There’s no magical length for a Tweet, but a recent report by Buddy Media revealed that Tweets shorter than 100 characters get a 17% higher engagement rate.
and
The ideal length of a Facebook post is less than 40 characters
Both of these are from an article on Buffer.com. (Buffer is a service that lets you write tweets in advance and it posts them to a schedule you specifiy. I’ve started using it on Fridays for when my personal blog, Self Distract, goes up. I’ll write the first tweet about it live but I’re recently used Buffer for the other times I mention it, specifically around lunchtime and early evening on Fridays – because otherwise I often forget.)
I have no reason to doubt or suspect or really in any meaningful or statistical way do anything but completely believe this information about writing short tweets and updates.

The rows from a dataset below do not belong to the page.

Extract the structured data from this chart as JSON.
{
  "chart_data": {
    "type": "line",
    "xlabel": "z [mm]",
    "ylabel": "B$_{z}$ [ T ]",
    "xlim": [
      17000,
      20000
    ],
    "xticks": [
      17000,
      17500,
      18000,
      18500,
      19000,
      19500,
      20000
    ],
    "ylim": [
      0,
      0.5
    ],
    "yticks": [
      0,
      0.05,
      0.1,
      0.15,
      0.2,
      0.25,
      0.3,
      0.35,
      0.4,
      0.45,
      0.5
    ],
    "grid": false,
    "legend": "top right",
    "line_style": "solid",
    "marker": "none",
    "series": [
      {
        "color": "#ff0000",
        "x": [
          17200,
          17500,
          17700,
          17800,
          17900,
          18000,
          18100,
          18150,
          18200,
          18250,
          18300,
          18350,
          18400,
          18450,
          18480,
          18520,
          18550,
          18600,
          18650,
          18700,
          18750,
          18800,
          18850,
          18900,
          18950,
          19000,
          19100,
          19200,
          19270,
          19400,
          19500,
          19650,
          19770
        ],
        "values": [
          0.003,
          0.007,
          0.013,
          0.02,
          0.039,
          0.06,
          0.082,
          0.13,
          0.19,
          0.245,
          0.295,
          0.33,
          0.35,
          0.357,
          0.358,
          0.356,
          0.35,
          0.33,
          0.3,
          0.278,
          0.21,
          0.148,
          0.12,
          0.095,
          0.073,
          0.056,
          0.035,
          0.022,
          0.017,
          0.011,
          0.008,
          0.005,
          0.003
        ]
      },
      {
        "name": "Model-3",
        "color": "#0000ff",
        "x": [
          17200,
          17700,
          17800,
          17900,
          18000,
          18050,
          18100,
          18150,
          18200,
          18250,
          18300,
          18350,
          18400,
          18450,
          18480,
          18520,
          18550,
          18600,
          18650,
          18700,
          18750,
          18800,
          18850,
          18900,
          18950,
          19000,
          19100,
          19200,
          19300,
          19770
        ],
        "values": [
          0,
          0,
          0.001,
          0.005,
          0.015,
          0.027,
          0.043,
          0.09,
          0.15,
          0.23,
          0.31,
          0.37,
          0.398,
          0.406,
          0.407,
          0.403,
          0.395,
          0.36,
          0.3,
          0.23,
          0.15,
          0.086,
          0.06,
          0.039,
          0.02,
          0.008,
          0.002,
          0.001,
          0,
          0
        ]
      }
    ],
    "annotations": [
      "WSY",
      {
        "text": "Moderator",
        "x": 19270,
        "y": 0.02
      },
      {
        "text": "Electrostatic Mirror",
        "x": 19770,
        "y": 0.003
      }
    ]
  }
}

I am just humanly incapable of ever doing it. I see writing as our getting to talk, me and you, not as some trigger to get a reaction from you. Let alone to get 17% more of a reaction.
Plus I wish places would stop calling things scientific when they mean statistical.
But on the one hand, maybe you care about this detail more than I do, in which case I want you to see the full feature on Buffer.com. And on the other hand, maybe you like my Brevity – Soul – Wit headline as much as do. In which case I want you to see the Royal Shakespeare Company mug that has it written on.